Les mesures protectionnistes mises en place par D. Trump continuent d’affecter les marchés. La décision de la Cour américaine du commerce international d’annuler les hausses de tarifs, suivie de la suspension de cette décision par une cour d’appel, a naturellement généré de la volatilité. Mais surtout, les marchés tentent encore d’anticiper quels seront les impacts finaux de ces mesures à moyen terme.

Face aux multiples décisions et revirements de l’administration américaine sur ce sujet, il est évidemment difficile d’être totalement péremptoire quant aux effets des politiques protectionnistes. Néanmoins, nous pensons que, même si certaines restrictions lui sont imposées, D. Trump continuera d’invoquer l’urgence nationale pour justifier des hausses ciblées de droits de douane, ce qui se traduira par des niveaux tarifaires élevés.
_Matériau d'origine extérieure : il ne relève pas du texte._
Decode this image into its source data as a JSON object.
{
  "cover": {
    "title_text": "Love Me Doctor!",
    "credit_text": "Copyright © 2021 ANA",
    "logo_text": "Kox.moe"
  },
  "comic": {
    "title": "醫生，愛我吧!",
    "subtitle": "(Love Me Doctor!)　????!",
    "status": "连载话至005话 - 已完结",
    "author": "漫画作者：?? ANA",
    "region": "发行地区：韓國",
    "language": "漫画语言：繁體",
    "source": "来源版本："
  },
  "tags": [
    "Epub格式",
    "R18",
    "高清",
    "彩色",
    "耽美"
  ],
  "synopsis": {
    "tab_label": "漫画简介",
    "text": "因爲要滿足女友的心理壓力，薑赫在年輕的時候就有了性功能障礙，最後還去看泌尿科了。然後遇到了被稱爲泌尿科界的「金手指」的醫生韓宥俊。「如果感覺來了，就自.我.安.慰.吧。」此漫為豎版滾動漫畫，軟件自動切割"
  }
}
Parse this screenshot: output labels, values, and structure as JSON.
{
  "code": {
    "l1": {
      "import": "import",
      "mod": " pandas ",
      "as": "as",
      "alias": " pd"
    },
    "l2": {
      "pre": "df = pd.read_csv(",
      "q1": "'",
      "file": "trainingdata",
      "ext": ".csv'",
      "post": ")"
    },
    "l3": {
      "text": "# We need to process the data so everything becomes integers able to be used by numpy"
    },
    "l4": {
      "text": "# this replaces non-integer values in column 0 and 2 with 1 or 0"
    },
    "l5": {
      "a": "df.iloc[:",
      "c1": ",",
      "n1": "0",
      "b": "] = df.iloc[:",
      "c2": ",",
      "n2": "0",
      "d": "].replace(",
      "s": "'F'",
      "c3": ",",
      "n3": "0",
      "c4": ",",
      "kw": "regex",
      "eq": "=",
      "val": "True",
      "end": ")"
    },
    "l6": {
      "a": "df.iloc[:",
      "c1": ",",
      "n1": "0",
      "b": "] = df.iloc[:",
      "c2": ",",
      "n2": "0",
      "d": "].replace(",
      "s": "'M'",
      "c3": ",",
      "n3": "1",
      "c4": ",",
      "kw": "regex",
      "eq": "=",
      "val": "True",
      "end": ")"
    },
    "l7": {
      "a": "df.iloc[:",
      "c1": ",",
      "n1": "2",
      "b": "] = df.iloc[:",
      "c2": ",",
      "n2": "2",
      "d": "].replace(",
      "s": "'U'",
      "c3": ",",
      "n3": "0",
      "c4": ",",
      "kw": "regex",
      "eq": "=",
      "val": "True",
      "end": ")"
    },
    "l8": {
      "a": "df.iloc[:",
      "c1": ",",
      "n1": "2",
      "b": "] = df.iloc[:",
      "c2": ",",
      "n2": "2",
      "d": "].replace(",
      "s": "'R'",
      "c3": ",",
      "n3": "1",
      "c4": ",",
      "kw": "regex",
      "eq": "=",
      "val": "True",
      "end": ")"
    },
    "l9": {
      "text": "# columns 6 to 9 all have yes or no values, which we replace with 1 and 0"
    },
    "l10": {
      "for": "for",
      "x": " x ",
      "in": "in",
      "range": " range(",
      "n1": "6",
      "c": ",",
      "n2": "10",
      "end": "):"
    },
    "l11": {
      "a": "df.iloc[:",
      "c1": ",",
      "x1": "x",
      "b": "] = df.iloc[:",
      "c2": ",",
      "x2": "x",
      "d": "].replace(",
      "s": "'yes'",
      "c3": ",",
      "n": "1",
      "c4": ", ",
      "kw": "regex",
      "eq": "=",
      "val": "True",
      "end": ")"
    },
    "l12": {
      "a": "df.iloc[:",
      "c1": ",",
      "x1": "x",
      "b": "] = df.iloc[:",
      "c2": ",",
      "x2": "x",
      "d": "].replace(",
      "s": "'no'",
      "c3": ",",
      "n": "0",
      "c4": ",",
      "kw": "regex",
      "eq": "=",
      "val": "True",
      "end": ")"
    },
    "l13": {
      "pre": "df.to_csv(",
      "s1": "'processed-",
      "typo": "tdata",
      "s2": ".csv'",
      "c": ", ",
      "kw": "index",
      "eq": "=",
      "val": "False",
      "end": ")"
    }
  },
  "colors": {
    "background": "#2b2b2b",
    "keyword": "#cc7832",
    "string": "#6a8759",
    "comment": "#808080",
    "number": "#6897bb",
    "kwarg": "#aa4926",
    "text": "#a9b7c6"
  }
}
Nous maintenons notre hypothèse de droits de douane moyens bien supérieurs à 10 %, sans toutefois atteindre les niveaux extrêmes évoqués initialement. Par ailleurs, nous estimons que ces mesures auront un impact négatif significatif sur l’inflation et sur la croissance. L’ampleur de cet impact reste cependant soumise à de nombreuses incertitudes, notamment en ce qui concerne les effets des restrictions sur les flux migratoires.

La difficulté pour les marchés réside dans la transition entre la situation actuelle et un environnement économique moins favorable dans les trimestres à venir. En effet, l’activité économique aux États-Unis en ce début d’année reste soutenue par l’élan de 2024, mais aussi par les comportements d’anticipation des agents économiques face à l’annonce des hausses tarifaires.

Ainsi, au premier trimestre, le PIB américain s’est contracté, alors même que la demande intérieure demeurait relativement solide, en grande partie en raison d’une forte hausse des importations visant à devancer les hausses de tarifs. Cette dynamique devrait se corriger au deuxième trimestre 2025.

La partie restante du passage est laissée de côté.